Je le vois différemment: la marque aurait pu être pour lui, au contraire, une façon de consolider son pouvoir de façon très cohérente. Mais sa fascination pour le symbole a entraîné le dérèglement de la marque Macron. Cela s’est passé de deux façons.

Il y a tout d’abord eu une rupture de cohérence interne à un moment donné : le niveau esthétique s’est disjoint des deux autres, a fini par tourner en roue libre et s’est déconnecté de la réalité. Cela a donné des mises en scène complètement ahurissante, comme quand Macron joue le rôle du récitant de Pierre et le loup à l’Elysée.

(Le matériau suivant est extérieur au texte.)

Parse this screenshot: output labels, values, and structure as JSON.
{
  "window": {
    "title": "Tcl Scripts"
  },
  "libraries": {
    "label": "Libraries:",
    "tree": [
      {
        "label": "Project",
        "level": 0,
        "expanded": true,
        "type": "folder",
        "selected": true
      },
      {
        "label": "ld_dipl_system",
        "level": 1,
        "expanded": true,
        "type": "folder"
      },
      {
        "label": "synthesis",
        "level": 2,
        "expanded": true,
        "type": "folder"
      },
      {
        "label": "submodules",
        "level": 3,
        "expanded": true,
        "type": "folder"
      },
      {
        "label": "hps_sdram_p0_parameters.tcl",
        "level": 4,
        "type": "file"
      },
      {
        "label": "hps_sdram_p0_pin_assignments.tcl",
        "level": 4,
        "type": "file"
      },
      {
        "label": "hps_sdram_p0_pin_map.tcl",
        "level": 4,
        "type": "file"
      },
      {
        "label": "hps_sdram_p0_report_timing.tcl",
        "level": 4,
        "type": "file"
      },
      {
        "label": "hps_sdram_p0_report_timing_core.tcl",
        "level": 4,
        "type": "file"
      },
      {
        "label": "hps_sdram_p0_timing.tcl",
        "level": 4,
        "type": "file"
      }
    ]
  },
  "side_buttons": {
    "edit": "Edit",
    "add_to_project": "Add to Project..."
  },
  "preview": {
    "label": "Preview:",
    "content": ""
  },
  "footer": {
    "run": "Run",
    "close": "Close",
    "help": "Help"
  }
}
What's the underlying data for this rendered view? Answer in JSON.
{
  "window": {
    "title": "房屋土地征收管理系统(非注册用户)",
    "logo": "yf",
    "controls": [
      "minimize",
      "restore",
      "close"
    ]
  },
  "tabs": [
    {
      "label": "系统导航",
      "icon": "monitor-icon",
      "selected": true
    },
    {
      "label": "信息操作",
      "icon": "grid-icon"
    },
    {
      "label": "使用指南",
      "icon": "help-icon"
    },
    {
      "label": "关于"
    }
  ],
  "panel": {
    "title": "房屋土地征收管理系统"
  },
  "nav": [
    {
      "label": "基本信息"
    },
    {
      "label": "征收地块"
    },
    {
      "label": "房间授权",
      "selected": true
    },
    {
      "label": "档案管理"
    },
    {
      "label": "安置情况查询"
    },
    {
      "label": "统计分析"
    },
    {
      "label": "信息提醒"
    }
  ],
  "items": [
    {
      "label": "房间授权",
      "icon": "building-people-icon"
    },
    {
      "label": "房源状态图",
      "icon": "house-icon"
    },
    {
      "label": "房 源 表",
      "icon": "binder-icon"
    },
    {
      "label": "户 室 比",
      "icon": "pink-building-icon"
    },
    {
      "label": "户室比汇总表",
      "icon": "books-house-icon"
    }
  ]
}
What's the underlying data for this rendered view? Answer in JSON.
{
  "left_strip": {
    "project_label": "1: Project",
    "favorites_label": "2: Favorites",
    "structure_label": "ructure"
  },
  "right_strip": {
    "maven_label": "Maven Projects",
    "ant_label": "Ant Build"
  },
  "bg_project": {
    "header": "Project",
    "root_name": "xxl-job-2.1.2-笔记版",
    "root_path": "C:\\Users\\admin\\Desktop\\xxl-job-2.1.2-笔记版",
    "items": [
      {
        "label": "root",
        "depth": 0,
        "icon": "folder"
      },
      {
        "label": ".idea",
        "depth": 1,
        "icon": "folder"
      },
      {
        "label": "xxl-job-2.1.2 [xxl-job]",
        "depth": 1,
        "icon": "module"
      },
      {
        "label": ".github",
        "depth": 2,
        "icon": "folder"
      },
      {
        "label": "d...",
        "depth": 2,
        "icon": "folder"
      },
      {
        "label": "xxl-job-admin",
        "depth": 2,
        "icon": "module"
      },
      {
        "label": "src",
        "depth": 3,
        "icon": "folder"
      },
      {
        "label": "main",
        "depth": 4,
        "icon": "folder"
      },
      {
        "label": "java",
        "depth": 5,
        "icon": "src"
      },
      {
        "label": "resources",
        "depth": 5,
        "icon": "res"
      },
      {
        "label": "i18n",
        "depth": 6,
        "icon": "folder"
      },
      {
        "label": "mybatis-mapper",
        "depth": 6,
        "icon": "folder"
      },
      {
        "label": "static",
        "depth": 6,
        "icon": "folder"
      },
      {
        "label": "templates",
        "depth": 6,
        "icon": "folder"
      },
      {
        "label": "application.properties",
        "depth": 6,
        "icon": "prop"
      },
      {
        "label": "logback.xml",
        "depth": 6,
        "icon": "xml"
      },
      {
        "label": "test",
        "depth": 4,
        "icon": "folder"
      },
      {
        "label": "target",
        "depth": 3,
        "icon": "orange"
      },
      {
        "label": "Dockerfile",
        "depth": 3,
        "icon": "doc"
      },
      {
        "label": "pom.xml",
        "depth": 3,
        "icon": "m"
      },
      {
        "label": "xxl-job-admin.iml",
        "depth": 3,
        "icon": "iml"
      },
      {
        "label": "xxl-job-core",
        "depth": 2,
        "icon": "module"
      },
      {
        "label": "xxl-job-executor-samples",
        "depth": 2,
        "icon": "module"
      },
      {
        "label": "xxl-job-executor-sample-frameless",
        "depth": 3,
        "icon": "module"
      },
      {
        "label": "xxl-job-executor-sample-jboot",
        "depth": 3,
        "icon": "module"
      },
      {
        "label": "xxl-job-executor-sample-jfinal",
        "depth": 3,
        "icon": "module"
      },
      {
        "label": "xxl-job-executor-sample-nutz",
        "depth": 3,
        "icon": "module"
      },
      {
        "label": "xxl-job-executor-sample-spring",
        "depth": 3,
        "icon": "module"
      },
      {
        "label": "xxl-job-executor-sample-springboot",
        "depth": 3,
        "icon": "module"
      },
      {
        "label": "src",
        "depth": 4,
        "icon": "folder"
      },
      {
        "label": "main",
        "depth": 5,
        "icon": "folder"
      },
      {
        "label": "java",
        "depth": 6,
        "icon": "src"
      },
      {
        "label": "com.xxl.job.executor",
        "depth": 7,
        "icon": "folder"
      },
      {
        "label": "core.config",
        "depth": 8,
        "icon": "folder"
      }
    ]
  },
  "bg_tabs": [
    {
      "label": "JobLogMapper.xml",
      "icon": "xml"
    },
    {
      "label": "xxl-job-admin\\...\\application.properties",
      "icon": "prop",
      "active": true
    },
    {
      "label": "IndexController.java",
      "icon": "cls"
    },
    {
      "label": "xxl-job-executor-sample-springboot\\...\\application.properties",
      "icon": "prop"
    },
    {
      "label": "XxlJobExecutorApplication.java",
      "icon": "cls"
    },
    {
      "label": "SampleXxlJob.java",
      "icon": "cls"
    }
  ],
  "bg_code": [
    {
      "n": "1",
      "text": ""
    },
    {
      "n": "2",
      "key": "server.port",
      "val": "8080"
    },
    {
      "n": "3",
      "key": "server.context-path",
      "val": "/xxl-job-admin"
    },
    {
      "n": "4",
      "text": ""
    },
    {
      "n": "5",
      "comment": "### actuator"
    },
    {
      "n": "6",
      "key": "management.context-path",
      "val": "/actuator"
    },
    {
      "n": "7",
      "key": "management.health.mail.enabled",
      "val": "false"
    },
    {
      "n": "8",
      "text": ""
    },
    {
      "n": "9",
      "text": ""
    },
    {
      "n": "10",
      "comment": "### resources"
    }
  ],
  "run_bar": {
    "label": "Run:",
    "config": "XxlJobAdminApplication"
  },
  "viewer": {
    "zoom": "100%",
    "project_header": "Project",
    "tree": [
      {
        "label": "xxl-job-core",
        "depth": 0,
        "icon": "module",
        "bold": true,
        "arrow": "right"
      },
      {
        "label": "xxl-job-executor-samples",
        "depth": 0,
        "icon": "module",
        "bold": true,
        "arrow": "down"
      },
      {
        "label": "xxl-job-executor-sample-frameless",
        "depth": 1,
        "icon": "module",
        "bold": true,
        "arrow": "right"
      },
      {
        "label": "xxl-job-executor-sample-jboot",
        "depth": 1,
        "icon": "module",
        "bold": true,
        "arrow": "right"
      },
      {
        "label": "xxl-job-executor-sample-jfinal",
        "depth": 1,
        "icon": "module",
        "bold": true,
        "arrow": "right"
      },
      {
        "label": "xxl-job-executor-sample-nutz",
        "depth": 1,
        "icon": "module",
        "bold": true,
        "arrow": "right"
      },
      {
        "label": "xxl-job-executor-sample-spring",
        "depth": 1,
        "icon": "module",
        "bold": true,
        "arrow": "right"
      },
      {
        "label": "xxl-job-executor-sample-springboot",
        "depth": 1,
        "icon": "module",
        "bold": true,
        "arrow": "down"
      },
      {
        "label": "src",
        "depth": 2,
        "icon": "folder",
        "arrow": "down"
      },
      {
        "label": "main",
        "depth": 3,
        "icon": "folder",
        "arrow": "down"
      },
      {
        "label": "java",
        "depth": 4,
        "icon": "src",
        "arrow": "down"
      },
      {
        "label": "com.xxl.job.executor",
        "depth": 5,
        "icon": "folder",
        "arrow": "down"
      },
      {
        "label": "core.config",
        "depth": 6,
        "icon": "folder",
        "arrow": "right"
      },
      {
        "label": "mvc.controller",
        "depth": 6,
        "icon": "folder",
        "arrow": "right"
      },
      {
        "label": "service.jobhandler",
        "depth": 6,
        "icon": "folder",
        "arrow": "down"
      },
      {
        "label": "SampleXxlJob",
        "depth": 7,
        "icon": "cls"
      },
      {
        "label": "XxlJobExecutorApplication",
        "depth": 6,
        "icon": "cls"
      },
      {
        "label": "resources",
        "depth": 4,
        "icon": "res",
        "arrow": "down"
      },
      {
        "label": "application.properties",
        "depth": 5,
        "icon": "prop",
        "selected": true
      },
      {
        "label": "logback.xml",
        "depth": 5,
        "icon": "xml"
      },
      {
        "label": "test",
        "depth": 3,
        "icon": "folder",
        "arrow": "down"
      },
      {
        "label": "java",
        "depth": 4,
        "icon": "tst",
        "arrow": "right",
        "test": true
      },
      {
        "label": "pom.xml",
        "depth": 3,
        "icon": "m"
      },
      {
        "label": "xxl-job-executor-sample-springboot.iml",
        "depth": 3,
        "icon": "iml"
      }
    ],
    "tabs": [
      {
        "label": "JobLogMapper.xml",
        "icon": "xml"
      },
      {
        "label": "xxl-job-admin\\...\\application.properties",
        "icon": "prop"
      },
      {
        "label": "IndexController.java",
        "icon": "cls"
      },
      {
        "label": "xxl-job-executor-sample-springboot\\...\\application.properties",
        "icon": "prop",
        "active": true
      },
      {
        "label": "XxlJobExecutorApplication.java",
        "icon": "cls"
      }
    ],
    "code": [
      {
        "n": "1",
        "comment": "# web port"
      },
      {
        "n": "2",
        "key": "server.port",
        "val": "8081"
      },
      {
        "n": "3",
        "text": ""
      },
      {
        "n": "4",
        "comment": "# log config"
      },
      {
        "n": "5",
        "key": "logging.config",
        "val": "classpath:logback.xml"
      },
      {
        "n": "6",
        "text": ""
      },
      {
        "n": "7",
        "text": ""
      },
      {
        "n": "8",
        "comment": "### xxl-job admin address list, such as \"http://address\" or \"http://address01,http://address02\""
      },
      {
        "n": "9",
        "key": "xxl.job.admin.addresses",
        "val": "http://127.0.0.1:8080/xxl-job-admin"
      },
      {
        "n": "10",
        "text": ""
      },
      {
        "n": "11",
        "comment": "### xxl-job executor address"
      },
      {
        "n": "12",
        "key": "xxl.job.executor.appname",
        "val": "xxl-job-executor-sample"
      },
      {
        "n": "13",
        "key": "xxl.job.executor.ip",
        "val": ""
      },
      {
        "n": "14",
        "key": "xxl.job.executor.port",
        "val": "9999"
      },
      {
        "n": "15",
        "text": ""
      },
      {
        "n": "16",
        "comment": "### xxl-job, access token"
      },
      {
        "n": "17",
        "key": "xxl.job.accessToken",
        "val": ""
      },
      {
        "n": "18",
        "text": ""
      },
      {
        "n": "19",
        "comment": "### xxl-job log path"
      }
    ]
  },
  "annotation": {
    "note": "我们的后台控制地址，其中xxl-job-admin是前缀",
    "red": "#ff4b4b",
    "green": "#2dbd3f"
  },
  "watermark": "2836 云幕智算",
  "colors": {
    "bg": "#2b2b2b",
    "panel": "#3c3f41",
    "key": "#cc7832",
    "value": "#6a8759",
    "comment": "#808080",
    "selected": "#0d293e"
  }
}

Le deuxième dérèglement, c’est une rupture de cohérence dans le temps. Emmanuel Macron a voulu endosser mille et un visages, mille et un costumes : il y a eu le président militaire, le président cool qui pose à côté des jeunes Antillais torse nu, le président monarque qui accueille Poutine à Versailles, le président en bras de chemise pendant le grand débat pour mettre en place la Convention citoyenne, le président médecin pendant la pandémie que l’on présente même dans Le Monde récemment comme épidémiologiste… Dans son dernier livre, Arnaud Montebourg fait un parallèle avec l’acteur italien Fregoli, qui a fasciné toute l’Europe avec sa capacité à endosser les costumes à toute vitesse.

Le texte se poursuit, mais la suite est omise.